A decisão é do juiz Yale Sabo Mendes, da 7ª Vara Cível de Cuiabá, e foi publicada na segunda-feira (18). O condomínio foi retirado do processo após o magistrado reconhecer sua ilegitimidade para responder pelo caso.

 

Conforme a ação, o caso ocorreu em 22 de junho de 2021, quando Wyllys realizava entregas no residencial e teria sido abordado pelo policial após a entrega de uma encomenda.

 

Segundo o carteiro, o policial teria agido de forma “totalmente desequilibrada, e falando com a voz alterada”, além de tê-lo insultado sob a alegação de que a encomenda estaria errada.

 

Wyllys afirmou que, após dizer a Francisco para “procurar seus direitos”, foi atacado pelas costas com um golpe de estrangulamento e derrubado de joelhos no chão durante a confusão.

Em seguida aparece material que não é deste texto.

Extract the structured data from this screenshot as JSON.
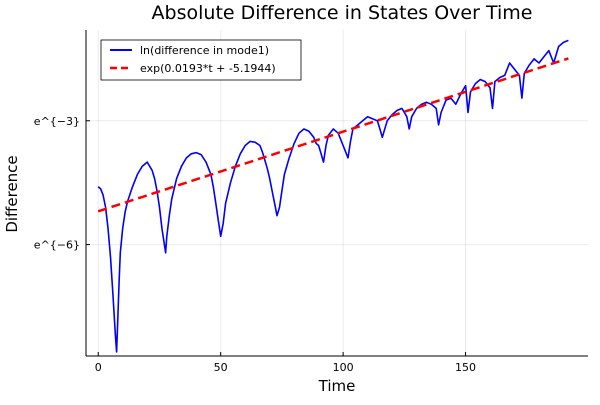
{
  "chart_data": {
    "type": "line",
    "title": "Absolute Difference in States Over Time",
    "xlabel": "Time",
    "ylabel": "Difference",
    "xlim": [
      -5,
      200
    ],
    "ylim": [
      -8.7,
      -0.8
    ],
    "yscale": "log-e (ticks show exponents)",
    "xticks": [
      0,
      50,
      100,
      150
    ],
    "xtick_labels": [
      "0",
      "50",
      "100",
      "150"
    ],
    "yticks": [
      -3,
      -6
    ],
    "ytick_labels": [
      "e^{−3}",
      "e^{−6}"
    ],
    "grid": true,
    "legend_position": "top-left",
    "series": [
      {
        "name": "ln(difference in mode1)",
        "color": "#0000ff",
        "style": "solid",
        "x": [
          0,
          1,
          2,
          3,
          4,
          5,
          6,
          7,
          7.5,
          8,
          8.5,
          9,
          10,
          11,
          12,
          14,
          16,
          18,
          20,
          22,
          23,
          24,
          25,
          26,
          27,
          27.5,
          28,
          29,
          30,
          32,
          34,
          36,
          38,
          40,
          42,
          44,
          46,
          47,
          48,
          49,
          50,
          51,
          52,
          54,
          56,
          58,
          60,
          62,
          64,
          66,
          67,
          68,
          69,
          70,
          71,
          72,
          73,
          74,
          75,
          76,
          78,
          80,
          82,
          84,
          86,
          88,
          89,
          90,
          91,
          92,
          93,
          94,
          96,
          98,
          100,
          102,
          103,
          104,
          106,
          108,
          110,
          112,
          114,
          115,
          116,
          118,
          120,
          122,
          124,
          126,
          127,
          128,
          130,
          132,
          134,
          136,
          138,
          139,
          140,
          142,
          144,
          146,
          148,
          150,
          151,
          152,
          154,
          156,
          158,
          160,
          161,
          162,
          164,
          166,
          168,
          170,
          172,
          173,
          174,
          176,
          178,
          180,
          182,
          184,
          186,
          188,
          190,
          192
        ],
        "y": [
          -4.6,
          -4.65,
          -4.8,
          -5.1,
          -5.6,
          -6.3,
          -7.2,
          -8.2,
          -8.6,
          -7.8,
          -6.9,
          -6.2,
          -5.6,
          -5.2,
          -4.95,
          -4.6,
          -4.3,
          -4.1,
          -4.0,
          -4.2,
          -4.4,
          -4.7,
          -5.1,
          -5.6,
          -6.0,
          -6.2,
          -5.8,
          -5.3,
          -4.9,
          -4.4,
          -4.1,
          -3.9,
          -3.8,
          -3.77,
          -3.82,
          -4.0,
          -4.3,
          -4.6,
          -5.0,
          -5.4,
          -5.8,
          -5.5,
          -5.0,
          -4.5,
          -4.1,
          -3.8,
          -3.6,
          -3.5,
          -3.52,
          -3.6,
          -3.75,
          -3.95,
          -4.15,
          -4.4,
          -4.7,
          -5.0,
          -5.3,
          -5.1,
          -4.7,
          -4.3,
          -3.9,
          -3.55,
          -3.3,
          -3.2,
          -3.25,
          -3.4,
          -3.55,
          -3.6,
          -3.8,
          -4.0,
          -3.6,
          -3.35,
          -3.2,
          -3.3,
          -3.6,
          -3.9,
          -3.5,
          -3.2,
          -3.1,
          -3.0,
          -2.9,
          -2.95,
          -3.0,
          -3.2,
          -3.4,
          -3.0,
          -2.85,
          -2.75,
          -2.7,
          -2.9,
          -3.2,
          -2.9,
          -2.7,
          -2.6,
          -2.55,
          -2.6,
          -2.7,
          -3.1,
          -2.8,
          -2.5,
          -2.45,
          -2.6,
          -2.35,
          -2.15,
          -2.8,
          -2.3,
          -2.1,
          -2.0,
          -2.05,
          -2.2,
          -2.7,
          -2.05,
          -1.95,
          -1.9,
          -1.6,
          -1.75,
          -1.9,
          -2.45,
          -1.85,
          -1.65,
          -1.5,
          -1.6,
          -1.45,
          -1.3,
          -1.6,
          -1.2,
          -1.1,
          -1.05
        ]
      },
      {
        "name": "exp(0.0193*t + -5.1944)",
        "color": "#ff0000",
        "style": "dashed",
        "slope": 0.0193,
        "intercept": -5.1944,
        "x": [
          0,
          192
        ],
        "y": [
          -5.1944,
          -1.4888
        ]
      }
    ]
  }
}
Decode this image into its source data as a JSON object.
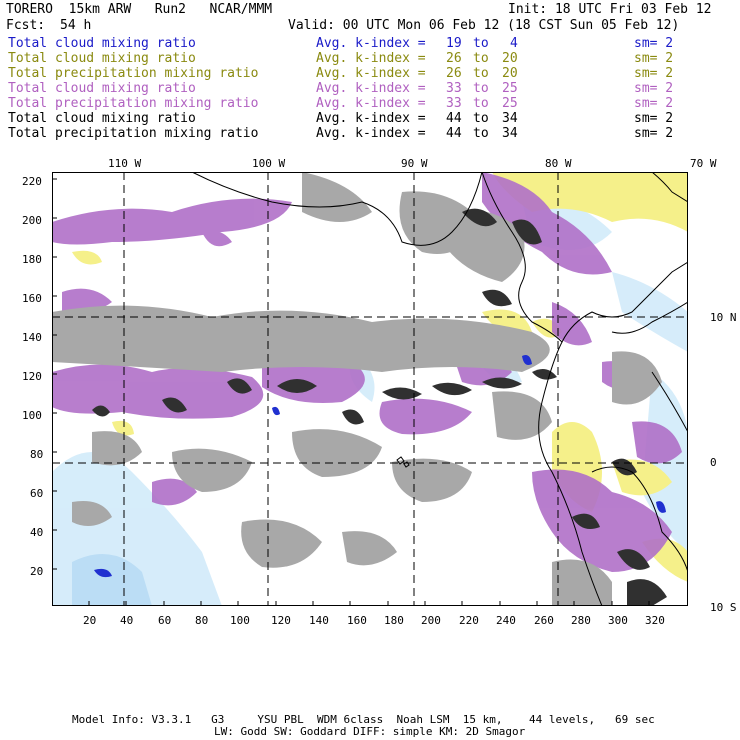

Após a agressão, conforme os autos, o policial pegou a prancheta utilizada para registro das encomendas e riscou seu nome.

 

Ao analisar o caso, o juiz afirmou que as imagens do circuito interno do condomínio e os depoimentos colhidos no processo demonstraram que o policial extrapolou os limites de um mero desentendimento verbal.

 

“A tentativa de um particular de retomar, mediante o uso de força física, um documento que já se encontra sob a guarda de um agente em serviço público configura, por si só, o exercício arbitrário das próprias razões e um flagrante abuso de direito”, escreveu.

 

O magistrado destacou que, embora perícia da Politec (Perícia Oficial e Identificação Técnica) não tenha identificado lesões corporais graves, a agressão ficou caracterizada pelas imagens e pela dinâmica do episódio.

 

“No caso em tela, o que se discute não é apenas a integridade física ‘estática’ (presença de hematomas ou fraturas), mas a integridade física e psíquica em sentido amplo, bem como o respeito à dignidade da pessoa humana”, registrou.

 

O magistrado apontou que houve uso de força física por parte do policial para tentar obrigar o carteiro a alterar o documento de entrega. Ele também ressaltou que Francisco possui treinamento técnico e conhecimento dos meios legais adequados para reclamações, mas optou pelo confronto físico com o trabalhador.

 

“Ao optar por confrontar fisicamente um trabalhador que estava de costas e em pleno exercício de sua função pública de entrega postal, o réu agiu com dolo de compelir o autor a aceitar sua vontade (rasurar o documento), utilizando-se de superioridade física e intimidatória”, escreveu.

 

Ainda conforme os autos, o carteiro precisou buscar atendimento psiquiátrico após o episódio e foi afastado do trabalho por 15 dias com diagnóstico de transtorno de ansiedade generalizada.

 

Além da indenização por danos morais, o magistrado também arbitrou R$ 169,69 por danos materiais, referentes a despesas médicas e medicamentos.